Why Inventory Management Is So Vital
Inventory management may seem like little more than an insurance policy, to keep records and evaluate product loss or processing efficiency. Thanks to big data and today’s technology, however, inventory management is also worthwhile for:
- Communication. Thanks to the cloud, suppliers, vendors, and customers can all mutually access the same information. When a box is scanned for shipment, customers are instantly updated with the knowledge that the shipment is going to make it on time (or not). The speed of transactions and the accessibility of the data also enable more efficient internal communication.
- Predicting. When paired with intelligent predictive analytics, the data you gather through inventory management can be used to project your customers’ needs accurately, and ensure your production team is ready. That will please your customers and keep your partnerships operating smoothly.
- Improving. Looking back at your historical data, and performing root cause analyses for anything that goes wrong, can help you learn from your past mistakes, identify potential areas of growth, and design a better business. Adapting to market demands and lowering costs is good for everyone in your supply chain.

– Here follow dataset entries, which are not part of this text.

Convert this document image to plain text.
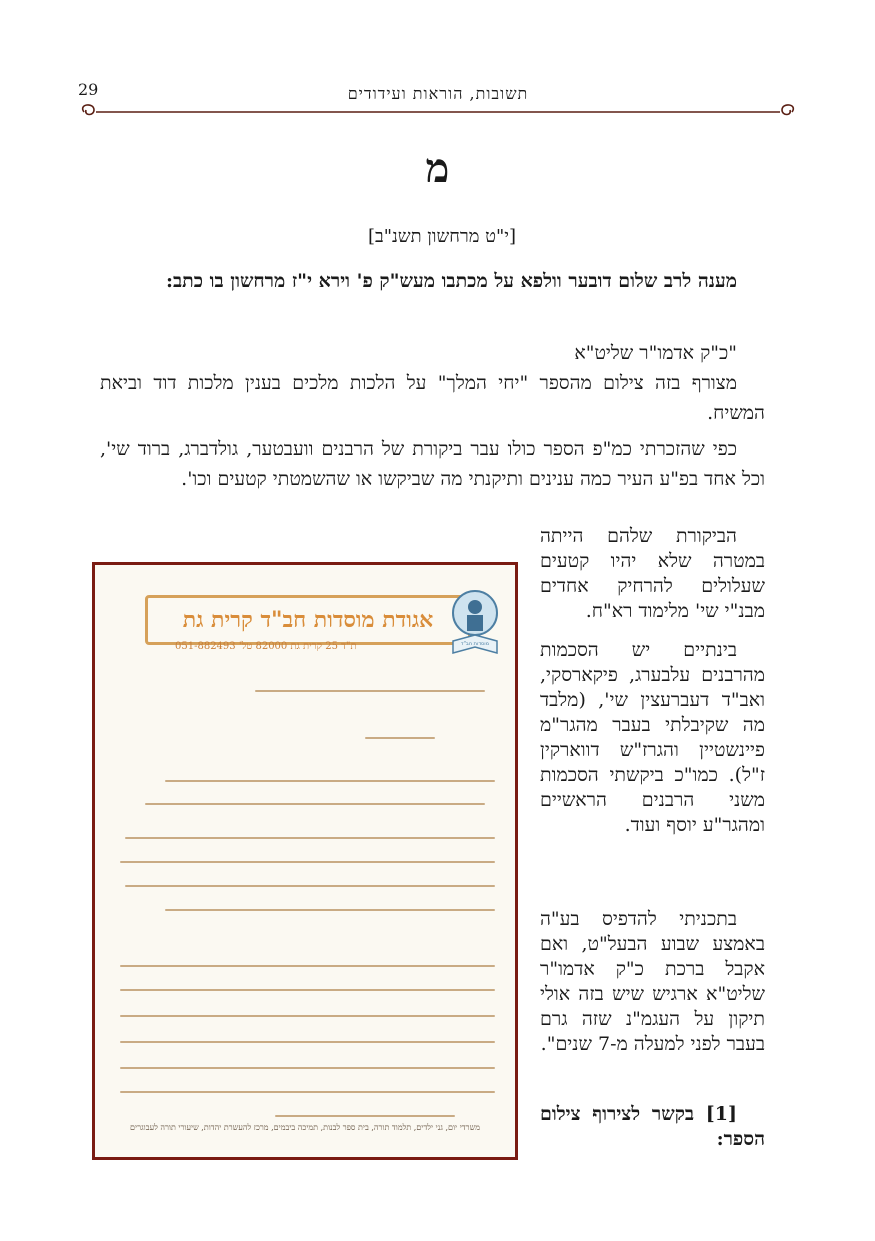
29	תשובות, הוראות ועידודים
מ
[י"ט מרחשון תשנ"ב]
מענה לרב שלום דובער וולפא על מכתבו מעש"ק פ' וירא י"ז מרחשון בו כתב:
"כ"ק אדמו"ר שליט"א
מצורף בזה צילום מהספר "יחי המלך" על הלכות מלכים בענין מלכות דוד וביאת המשיח.
כפי שהזכרתי כמ"פ הספר כולו עבר ביקורת של הרבנים וועבטער, גולדברג, ברוד שי', וכל אחד בפ"ע העיר כמה ענינים ותיקנתי מה שביקשו או שהשמטתי קטעים וכו'.
הביקורת שלהם הייתה במטרה שלא יהיו קטעים שעלולים להרחיק אחדים מבנ"י שי' מלימוד רא"ח.
בינתיים יש הסכמות מהרבנים עלבערג, פיקארסקי, ואב"ד דעברעצין שי', (מלבד מה שקיבלתי בעבר מהגר"מ פיינשטיין והגרז"ש דווארקין ז"ל). כמו"כ ביקשתי הסכמות משני הרבנים הראשיים ומהגר"ע יוסף ועוד.
בתכניתי להדפיס בע"ה באמצע שבוע הבעל"ט, ואם אקבל ברכת כ"ק אדמו"ר שליט"א ארגיש שיש בזה אולי תיקון על העגמ"נ שזה גרם בעבר לפני למעלה מ-7 שנים".
[1] בקשר לצירוף צילום הספר:
אגודת מוסדות חב"ד קרית גת
ת"ד 25 קרית גת 82000 טל' 051-882493	מוסדות חב"ד
משרדי יום, גני ילדים, תלמוד תורה, בית ספר לבנות, תמיכה ביבמים, מרכז להעשרת יהדות, שיעורי תורה לעבוגרים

The Four Stages of Effective Inventory Management
Here are the four stages of inventory management that your system must address:
1. Gathering. Employing barcodes or similar technology, you can gather data in an automated fashion. Instead of entering location information on a spreadsheet, you can instantly record rich data such as location, contents, and product details and instantly upload it to a centralized cache.
2. Accessing. The data will then be available to all interested parties, including your company and your partners (if desired). Generally, the more transparency you offer, the better, though there may be some information you’ll want to keep private.
3. Analyzing. There’s a reason why demand for data analysts is increasing. It’s nice to have ample information on your supply chain, and even better for all interested parties to be able to access that data, but what can you learn from it? Analysts will be able to help you predict future events and make changes to your current procedures that better address your needs.
4. Acting. Your conclusions won’t mean anything unless you can put them into action. The last step is a commitment to use your new information to make improvements, one way or another.
If your firm is able to establish efficient processes for all four of these stages, and remain consistent in execution, you’ll be able to exceed expectations consistently, and ensure both your partners and your end customers are fully satisfied.